Core Contracts

Description

Within the Docs of the RAAC Protocol it is highlighted that the goal is to make the NFTs minted within the protocol easily compatible for sale on third party platforms, however crucial additions to the ERC721 standard are lacking to achieve this goal.

Vulnerability Details

According to the description from the RAAC contest page, these NFTs are supposed to be integrated not only within the RAAC ecosystem itself, but users are encouraged to sell NFTs on platforms like OpenSea. For an integration as such it is crucial for the NFT to carry the necessary information, especially connected to Real World Assets as real estate.
Making it hard for users to estimate a fair price of any given RAAAC NFT will possibly cause trust issues and discourage platforms to integrate with RAAC NFT, therefore it would be critical to extend the ERC-721 standard towards ERC-7496 while updating crucial values within like last updated timestamp and price.

Impact

Sellers and Buyers on third party platforms could be over- or underpaying to acquire RAAC NFTs, since real estate price is time sensitive and potentially influenced by natural disasters. The last time any given NFT price was updated is just as crucial of information as the price itself and both should therefore be easily accessible for users of third party platforms, to prevent trust issues and give all interested parties a seamless experience.

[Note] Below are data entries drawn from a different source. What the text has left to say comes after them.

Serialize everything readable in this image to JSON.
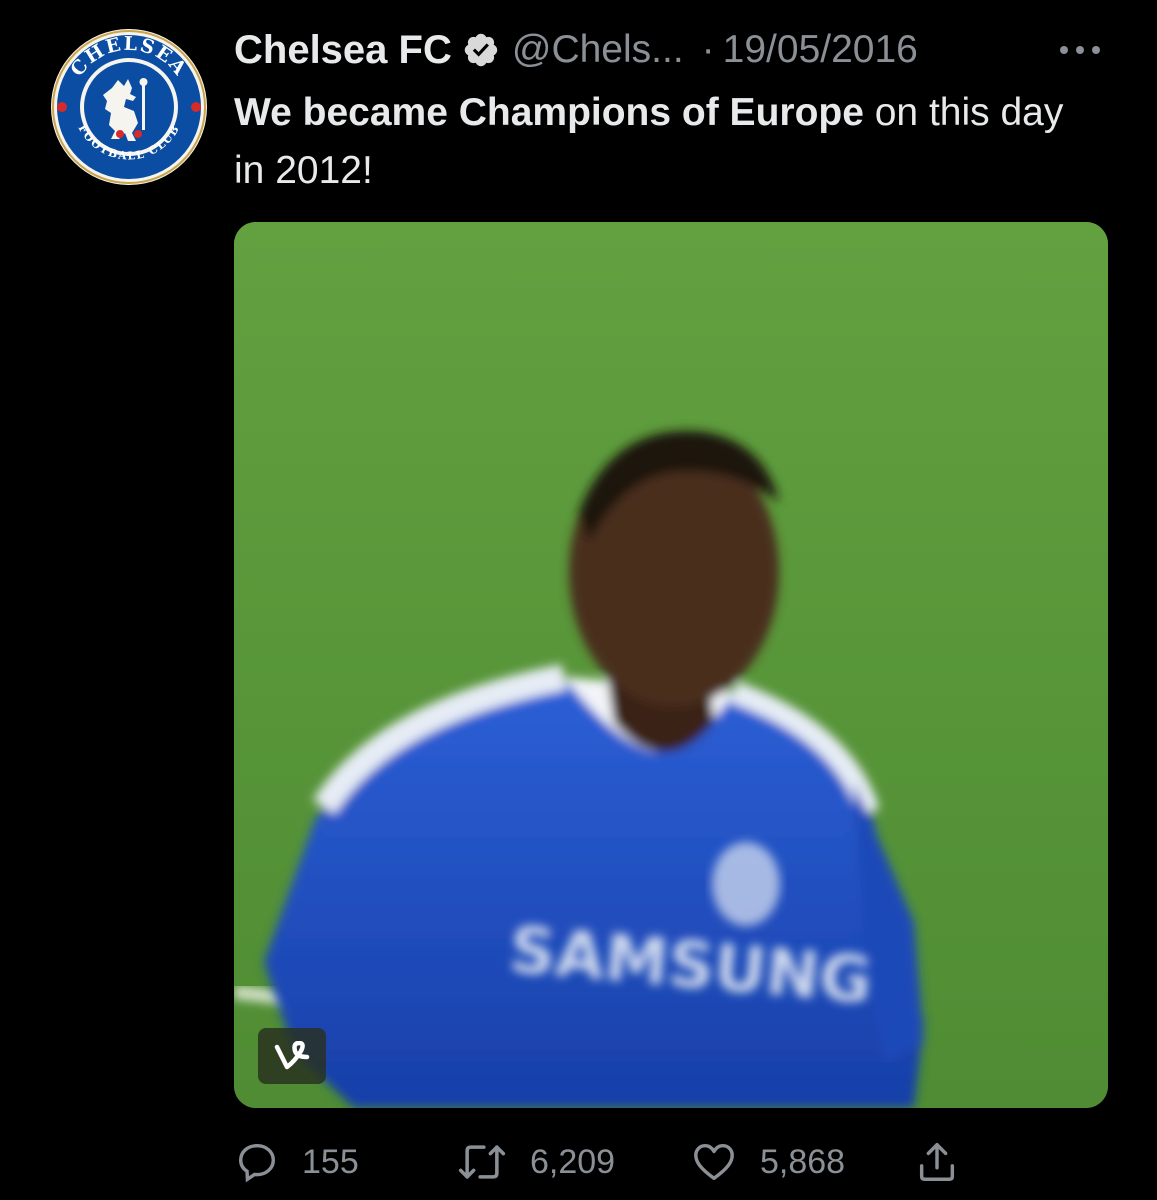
{
  "tweet": {
    "author_name": "Chelsea FC",
    "handle": "@Chels...",
    "separator": "·",
    "date": "19/05/2016",
    "text_bold": "We became Champions of Europe",
    "text_rest": " on this day in 2012!",
    "avatar_text_top": "CHELSEA",
    "avatar_text_bottom": "FOOTBALL CLUB",
    "media": {
      "shirt_sponsor": "SAMSUNG",
      "badge_icon": "vine-logo-icon"
    },
    "actions": {
      "replies": "155",
      "retweets": "6,209",
      "likes": "5,868"
    }
  },
  "icons": [
    "verified-badge-icon",
    "more-options-icon",
    "reply-icon",
    "retweet-icon",
    "like-icon",
    "share-icon",
    "vine-logo-icon"
  ],
  "colors": {
    "background": "#000000",
    "text_primary": "#e7e9ea",
    "text_secondary": "#8b9096",
    "chelsea_blue": "#034694",
    "pitch_green": "#5b9a3c"
  }
}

While users within the protocol would not directly lose money, but this issue only affects third party trading, I would rate the total severity as a medium, with a High likelihood but a low to medium impact.

Tools Used

Manual Review

Recommended Mitigation

Consider implementing/extending the ERC-7496 standard to encourage third party trading of RAAC NFTs with a fair evaluation and avoid compatibility issues on third party services.